Le sommet de Pittsburgh des 24 et 25 septembre 2009, qui a également traité des conditions macro-économiques de la reprise et de l'amélioration de la représentation des pays émergents au FMI, a établi un premier bilan des mesures prises, précisé les principes d'encadrement des « bonus » des opérateurs de marché, et réaffirmé ses engagements sur les paradis fiscaux, le renforcement des fonds propres des banques, et l'encadrement des hedge funds ou des agences de notation.

L'année 2010 paraît être davantage de transition : les résultats du sommet du G20, qui s'est tenu à Toronto les 26 et 27 juin, se sont révélés décevants (notamment sur la question de la mise en place d'une taxation des établissements financiers), et de nouveaux enjeux monétaires et macro-économiques sont apparus, en particulier suite à la crise de la dette en Europe. L'enthousiasme coopératif s'est émoussé avec les premiers signes de reprise et la dynamique de la réforme financière semble s'essouffler.

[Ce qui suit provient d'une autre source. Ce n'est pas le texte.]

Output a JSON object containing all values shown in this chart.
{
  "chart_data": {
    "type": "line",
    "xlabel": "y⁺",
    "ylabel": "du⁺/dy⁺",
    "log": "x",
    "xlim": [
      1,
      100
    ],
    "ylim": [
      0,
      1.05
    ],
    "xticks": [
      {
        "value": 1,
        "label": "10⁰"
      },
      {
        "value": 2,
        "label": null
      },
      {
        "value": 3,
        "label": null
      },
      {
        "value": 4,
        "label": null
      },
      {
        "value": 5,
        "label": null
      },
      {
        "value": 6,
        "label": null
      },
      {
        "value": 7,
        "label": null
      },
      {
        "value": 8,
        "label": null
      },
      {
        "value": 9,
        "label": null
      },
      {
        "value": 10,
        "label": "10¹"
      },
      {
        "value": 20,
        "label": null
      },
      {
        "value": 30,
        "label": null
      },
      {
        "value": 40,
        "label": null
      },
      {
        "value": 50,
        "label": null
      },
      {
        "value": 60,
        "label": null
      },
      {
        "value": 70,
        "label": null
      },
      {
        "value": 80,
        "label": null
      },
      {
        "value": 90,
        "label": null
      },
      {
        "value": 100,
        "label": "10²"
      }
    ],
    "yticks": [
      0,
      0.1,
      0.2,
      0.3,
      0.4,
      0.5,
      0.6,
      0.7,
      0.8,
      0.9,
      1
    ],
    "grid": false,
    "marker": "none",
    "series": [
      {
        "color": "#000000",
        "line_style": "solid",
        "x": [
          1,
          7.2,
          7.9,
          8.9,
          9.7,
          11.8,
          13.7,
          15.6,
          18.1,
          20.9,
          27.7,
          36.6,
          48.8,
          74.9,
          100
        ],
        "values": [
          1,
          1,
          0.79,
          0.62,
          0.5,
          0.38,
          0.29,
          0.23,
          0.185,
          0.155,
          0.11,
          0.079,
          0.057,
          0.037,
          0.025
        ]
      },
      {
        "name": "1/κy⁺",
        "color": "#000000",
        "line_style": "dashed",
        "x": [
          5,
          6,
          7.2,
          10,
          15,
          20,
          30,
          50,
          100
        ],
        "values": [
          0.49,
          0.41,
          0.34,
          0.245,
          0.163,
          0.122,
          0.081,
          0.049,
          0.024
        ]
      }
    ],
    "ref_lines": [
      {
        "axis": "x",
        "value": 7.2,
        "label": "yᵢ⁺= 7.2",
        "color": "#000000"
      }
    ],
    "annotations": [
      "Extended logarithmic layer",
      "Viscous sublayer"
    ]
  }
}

De fait, le contexte actuel post-crise comporte de nombreuses incertitudes qui peuvent enrayer l'effort de consensus international :

- le prix du soutien public à l'économie et aux établissements financiers est lourd et se traduit dans des déficits publics « historiques » , qui minent la crédibilité européenne ;

- la Fed et la Banque centrale européenne (BCE) ont accentué leur rôle de « bad bank » et vu la qualité de leur bilan se dégrader. La BCE a ainsi prolongé ses programmes non conventionnels d'offre illimitée de liquidités à taux fixe (1 %) et s'est positionnée comme acheteur en dernier ressort de la dette européenne ;

- les banques retrouvent une profitabilité élevée 16 ( * ) , voient leur coût du risque diminuer, renouent - pour certaines d'entre elles - avec des pratiques de rémunération disproportionnée des traders , et se sont attachées à atténuer le renforcement annoncé des contraintes prudentielles. Les banques devront néanmoins effectuer d'importantes levées de fonds dans les prochaines années pour respecter les futures normes de « Bâle III », nonobstant un taux plus élevé d'incorporation des bénéfices au capital ;

- la crédibilité de la méthodologie et des hypothèses des tests de résistance des banques européennes, dont les résultats ont été publiés le 23 juillet 2010 par le Comité européen des superviseurs bancaires, a été contestée ;

- un risque de bulle spéculative sur les obligations d'Etat est évoqué, dans la mesure où la demande demeure abondante, ce qui contribue à prolonger la baisse des taux d'intérêt, alors que les conditions de la soutenabilité budgétaire ne sont pas réunies. L'inversion de la tendance, qui se produira nécessairement, risque d'en être d'autant plus violente ;

- le risque de « double dip » , c'est-à-dire de rechute des économies européennes et américaine, et de déflation durable n'est pas écarté du fait du « découplage » de la reprise entre pays émergents et pays industrialisés. Si la relance budgétaire était à l'ordre du jour dans tous les pays industrialisés en période de crise, la sortie de crise implique des approches différenciées qui se révèlent plus difficiles à coordonner .


* 15 La pérennisation du G20 pose toutefois des difficultés puisque cette enceinte n'est pas assortie d'un mécanisme de représentation. Il regroupe 19 pays (Afrique du Sud, Allemagne, Arabie saoudite, Argentine, Australie, Brésil, Canada, Chine, Corée du Sud, Etats-Unis, France, Inde, Indonésie, Italie, Japon, Mexique, Royaume-Uni, Russie et Turquie) ainsi que l'Union européenne (UE), qui est représentée à la fois par le président du Conseil et celui de la Banque centrale européenne.

* 16 A titre d'exemple, les bénéfices enregistrés au premier semestre de 2010 ont atteint 6,8 milliards de dollars pour HSBC, 4,4 milliards d'euros pour BNP Paribas, 3,2 milliards d'euros pour Santander, 3 milliards d'euros pour Deutsche Bank et 2,15 milliards d'euros pour la Société Générale.